Product Pricing Formula for Handmade Sellers

Pricing Formula and Things to Consider When Pricing a Handmade Product

In early 2019 Wayfair invited me to sell my mobiles through their site. I had to take another look at my pricing calculations to find a price that would make it worth my while to sell to them at wholesale rates. This got me thinking about my pricing and how I came up with the numbers I had. I revisited the standard pricing formula and saw once again that I was pricing too low, so I came up with all new prices using the following formula:    

Materials + Labor + Expenses + Profit = Wholesale x 2 = Retail

This is a typical pricing formula.  Now, let's break it down a divide each one of the values into its parts.


You must consider the cost of all the materials you buy and how much of that cost goes into making a single product. 

My material costs are relatively low, so this number isn't too high for me, but you may use more expensive materials. In my case I need nylon thread, glass beads, glue, paper, and wires. 


For this number you take the time in hours to make a specific product multiplied by the hourly rate you feel you deserve for that work.

When coming up with an hourly rate you must also consider the time you spend maintaining your website/shop, photographing and listing products, writing descriptions, communicating with customers, posting on your business social media accounts, packaging your product, and driving to and from the post office.

This is where I get the most fluctuation in numbers for my equation. Each of my mobiles is handmade from start to finish. Wires are cut and bent, beads are tied to strings, models are folded and then strung up, levels are balanced and tied together, and glue is applied to every knot. This is all done by hand and it's all extremely time consuming. The smallest and simplest mobile I sell takes at least 3 hours to make, and my custom themed mobiles can take upwards of 12 hours - and that's if I don't have to learn how to fold anything new!


This number would be the calculation of all the expenses that go towards making a single product.

You need to figure out how much you spend on each of these things a month, then figure out how many products you want to sell each month and divide the expenses by the number of products. As an example: 

Let's say your business expenses are $450 a month, and you want to sell 30 products a month. Then you divide $450 by 30 to get $15 as your number for the expenses per product.

In my case this would include the cost of having a website, a domain, shipping fees, credit card processing fees, Etsy fees, the cost of my physical work space, a percentage of my utilities based on the size of my home office, internet, gas and car expenses related to traveling to buy supplies and ship mobiles, as well as the cost of business related education, office supplies, business cards, post cards, ink and paper for printing labels, shipping boxes, packaging materials, and thank you notes.

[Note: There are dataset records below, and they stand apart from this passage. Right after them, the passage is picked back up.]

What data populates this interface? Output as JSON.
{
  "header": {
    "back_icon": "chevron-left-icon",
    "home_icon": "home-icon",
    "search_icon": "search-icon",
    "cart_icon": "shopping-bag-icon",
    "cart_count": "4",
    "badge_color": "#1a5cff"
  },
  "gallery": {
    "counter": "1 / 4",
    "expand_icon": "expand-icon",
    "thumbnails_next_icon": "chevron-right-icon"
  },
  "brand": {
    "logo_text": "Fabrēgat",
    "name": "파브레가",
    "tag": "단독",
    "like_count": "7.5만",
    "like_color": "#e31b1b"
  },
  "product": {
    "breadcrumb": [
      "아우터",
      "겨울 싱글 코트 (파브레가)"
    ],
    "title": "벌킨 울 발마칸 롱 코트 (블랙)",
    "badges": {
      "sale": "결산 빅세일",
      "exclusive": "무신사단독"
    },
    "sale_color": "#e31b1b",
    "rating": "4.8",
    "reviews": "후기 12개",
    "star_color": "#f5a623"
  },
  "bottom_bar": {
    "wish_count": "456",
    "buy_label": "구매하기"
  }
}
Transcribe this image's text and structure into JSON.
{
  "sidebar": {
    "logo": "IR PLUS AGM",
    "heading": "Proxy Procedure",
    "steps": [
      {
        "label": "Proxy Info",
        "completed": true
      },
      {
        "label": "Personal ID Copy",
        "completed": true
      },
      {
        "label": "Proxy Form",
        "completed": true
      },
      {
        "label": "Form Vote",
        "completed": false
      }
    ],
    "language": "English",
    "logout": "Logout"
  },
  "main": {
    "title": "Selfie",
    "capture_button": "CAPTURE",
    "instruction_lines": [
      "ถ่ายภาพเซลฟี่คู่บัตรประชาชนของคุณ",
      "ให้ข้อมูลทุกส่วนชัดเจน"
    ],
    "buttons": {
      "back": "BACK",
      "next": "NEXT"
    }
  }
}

The list goes on and on to include any number of other expenses related to running my in-home business.  


Here is where things get interesting - you have to think about where you want your business to go, and how you want it to grow. Put a number here that reflects your goals for your handmade business.  

For me I've always put a low number here because the high number from all the rest of the equation always scares me. But I do have goals and I should raise this number. I want my business to grow, I want to increase the variety of products I offer, and manufacture the wire frames to simplify the mobile making process, and I want to be able to do all this without taking out any business loans. 


This variable needs to be added here because there's more to the pricing formula than what we've discussed so far. You must also consider your experience in the field, your level of education behind what you do, where and how many times your products have been featured, and how rare and unique your product is.  

I've been making these mobiles for over 10 years now, so I do have a lot of experience. I didn't go to art school, but I've always been an artist and a creator, and I've been folding origami since I was 10 years old.  My products have been featured in a couple of feature films, a TV show, a commercial, and several events. In terms of rarity and uniqueness, I designed the wire frames myself, as well as engineered the mobiles so that each level can freely swivel 360 degrees independently of the levels above or below it. There aren't any mobiles like mine on the market as far as I've ever seen - and I've looked.  

Wholesale and Retail

Once you add all those numbers you calculated, you will have your wholesale price. This is not what you should sell your products for. You must take your wholesale price and double it, and then sell your product for that price. This is important because when you get approached by a wholesaler they will only pay you half of what you're selling your product for. If you're already selling at wholesale rates then you would lose money by working with them.

This is where I always struggle. I see my wholesale rate and think, that's not too bad, but when I double it I freak out and want to slash my prices. For years I've been selling around my wholesale price, but because of my new partnership with Wayfair, I am essentially being forced to raise my prices to their full retail prices.